>> Monday, December 3, 2012
If there's one collection of Greek myths I love, it's The McElderly Book of Greek Myths. It has to be one of the only collections I shall ever buy for my children.
The first reason, of course, is the narrative. Instead of treating the people scattered throughout the tales as stiff, black-and-white archetypes, Mr. Kimmel gives them character, explians their weaknesses and describes their strengths. He really makes them human (if human can be used to describe the mythical beings in the stories.)
Take this example from "Pandora's Box":
Epimetheus came home. He found Pandora lying on the floor...Her eyes were red from weeping.
The overturned box lay in the corner. He knew at once what had happened. "I am so sorry," Pandora said. "I broke my promise...I only meant to take a peek. Instead I ruined everything."
"Don't be sorry," said Epimetheus, taking her hand. "You made a mistake. That is all. the fault was mine. I should have explained what was in the box and why it had to remain closed."
It also has the occasional laugh, as shown in "Persephone and Hades":
Persephone let out a shriek. The ruler of the Underworld was frightening enough. Seeing him in
love was absolutely terrifying.
Even Medusa has depth. She is evil, to be sure, but only came down that path after becoming embittered by the curse that took away her beauty.

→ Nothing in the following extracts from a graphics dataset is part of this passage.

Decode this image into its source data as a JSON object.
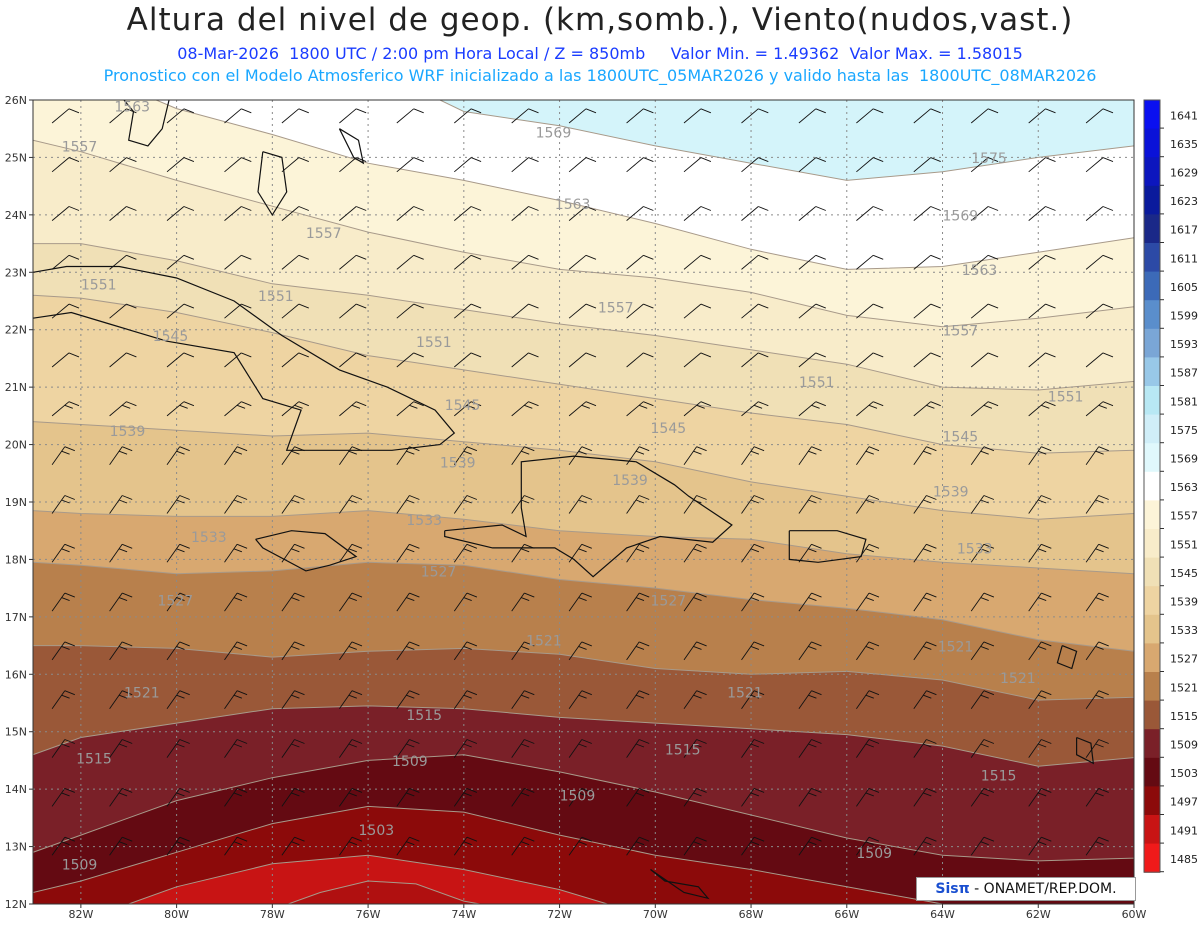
{
  "header": {
    "title": "Altura del nivel de geop. (km,somb.), Viento(nudos,vast.)",
    "line1": "08-Mar-2026  1800 UTC / 2:00 pm Hora Local / Z = 850mb     Valor Min. = 1.49362  Valor Max. = 1.58015",
    "line2": "Pronostico con el Modelo Atmosferico WRF inicializado a las 1800UTC_05MAR2026 y valido hasta las  1800UTC_08MAR2026"
  },
  "map": {
    "lon_range": [
      -83,
      -60
    ],
    "lat_range": [
      12,
      26
    ],
    "lon_ticks": [
      "82W",
      "80W",
      "78W",
      "76W",
      "74W",
      "72W",
      "70W",
      "68W",
      "66W",
      "64W",
      "62W",
      "60W"
    ],
    "lat_ticks": [
      "26N",
      "25N",
      "24N",
      "23N",
      "22N",
      "21N",
      "20N",
      "19N",
      "18N",
      "17N",
      "16N",
      "15N",
      "14N",
      "13N",
      "12N"
    ],
    "contour_labels": [
      {
        "text": "1563",
        "lon": -81.3,
        "lat": 25.8
      },
      {
        "text": "1557",
        "lon": -82.4,
        "lat": 25.1
      },
      {
        "text": "1569",
        "lon": -72.5,
        "lat": 25.35
      },
      {
        "text": "1575",
        "lon": -63.4,
        "lat": 24.9
      },
      {
        "text": "1563",
        "lon": -72.1,
        "lat": 24.1
      },
      {
        "text": "1569",
        "lon": -64.0,
        "lat": 23.9
      },
      {
        "text": "1557",
        "lon": -77.3,
        "lat": 23.6
      },
      {
        "text": "1563",
        "lon": -63.6,
        "lat": 22.95
      },
      {
        "text": "1551",
        "lon": -82.0,
        "lat": 22.7
      },
      {
        "text": "1551",
        "lon": -78.3,
        "lat": 22.5
      },
      {
        "text": "1557",
        "lon": -71.2,
        "lat": 22.3
      },
      {
        "text": "1557",
        "lon": -64.0,
        "lat": 21.9
      },
      {
        "text": "1545",
        "lon": -80.5,
        "lat": 21.8
      },
      {
        "text": "1551",
        "lon": -75.0,
        "lat": 21.7
      },
      {
        "text": "1551",
        "lon": -67.0,
        "lat": 21.0
      },
      {
        "text": "1551",
        "lon": -61.8,
        "lat": 20.75
      },
      {
        "text": "1545",
        "lon": -74.4,
        "lat": 20.6
      },
      {
        "text": "1545",
        "lon": -70.1,
        "lat": 20.2
      },
      {
        "text": "1545",
        "lon": -64.0,
        "lat": 20.05
      },
      {
        "text": "1539",
        "lon": -81.4,
        "lat": 20.15
      },
      {
        "text": "1539",
        "lon": -74.5,
        "lat": 19.6
      },
      {
        "text": "1539",
        "lon": -70.9,
        "lat": 19.3
      },
      {
        "text": "1539",
        "lon": -64.2,
        "lat": 19.1
      },
      {
        "text": "1533",
        "lon": -75.2,
        "lat": 18.6
      },
      {
        "text": "1533",
        "lon": -79.7,
        "lat": 18.3
      },
      {
        "text": "1533",
        "lon": -63.7,
        "lat": 18.1
      },
      {
        "text": "1527",
        "lon": -74.9,
        "lat": 17.7
      },
      {
        "text": "1527",
        "lon": -80.4,
        "lat": 17.2
      },
      {
        "text": "1527",
        "lon": -70.1,
        "lat": 17.2
      },
      {
        "text": "1521",
        "lon": -72.7,
        "lat": 16.5
      },
      {
        "text": "1521",
        "lon": -64.1,
        "lat": 16.4
      },
      {
        "text": "1521",
        "lon": -81.1,
        "lat": 15.6
      },
      {
        "text": "1521",
        "lon": -68.5,
        "lat": 15.6
      },
      {
        "text": "1521",
        "lon": -62.8,
        "lat": 15.85
      },
      {
        "text": "1515",
        "lon": -75.2,
        "lat": 15.2
      },
      {
        "text": "1515",
        "lon": -82.1,
        "lat": 14.45
      },
      {
        "text": "1515",
        "lon": -69.8,
        "lat": 14.6
      },
      {
        "text": "1515",
        "lon": -63.2,
        "lat": 14.15
      },
      {
        "text": "1509",
        "lon": -75.5,
        "lat": 14.4
      },
      {
        "text": "1509",
        "lon": -72.0,
        "lat": 13.8
      },
      {
        "text": "1509",
        "lon": -65.8,
        "lat": 12.8
      },
      {
        "text": "1509",
        "lon": -82.4,
        "lat": 12.6
      },
      {
        "text": "1503",
        "lon": -76.2,
        "lat": 13.2
      }
    ]
  },
  "colorbar": {
    "levels": [
      "1641",
      "1635",
      "1629",
      "1623",
      "1617",
      "1611",
      "1605",
      "1599",
      "1593",
      "1587",
      "1581",
      "1575",
      "1569",
      "1563",
      "1557",
      "1551",
      "1545",
      "1539",
      "1533",
      "1527",
      "1521",
      "1515",
      "1509",
      "1503",
      "1497",
      "1491",
      "1485"
    ],
    "colors": [
      "#0a10f0",
      "#0a12d8",
      "#0c16be",
      "#0a1a9c",
      "#1a2888",
      "#2c4aa6",
      "#3c6ab8",
      "#5a8ecc",
      "#7aa6d6",
      "#98c8e8",
      "#b8e8f4",
      "#d0eef8",
      "#e0f8fc",
      "#ffffff",
      "#fcf4d8",
      "#f8ecca",
      "#f0e0b6",
      "#eed4a2",
      "#e4c48c",
      "#d8a870",
      "#b8804c",
      "#9a5838",
      "#7a2028",
      "#640a12",
      "#8c0a0a",
      "#c81414",
      "#f01a1a"
    ]
  },
  "credit": {
    "brand": "Sisπ",
    "text": "- ONAMET/REP.DOM."
  },
  "colors": {
    "title": "#222222",
    "subtitle1": "#1a3cff",
    "subtitle2": "#1aa7ff"
  }
}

And the romances are told in such a beautiful way--even if most of them are tragic. (As a poster for the opera Orpheus and Eurydice once said: "Boy meets girl. Boy loses girl. Boy goes to Hades to get girl back.")
But the main reason I adore this collection are Pep Montserrat's illustrations. They add such passion and drama to the stories! The emotion in the pictures, coupled with Mr. Kimmel's writing really bring it all to life.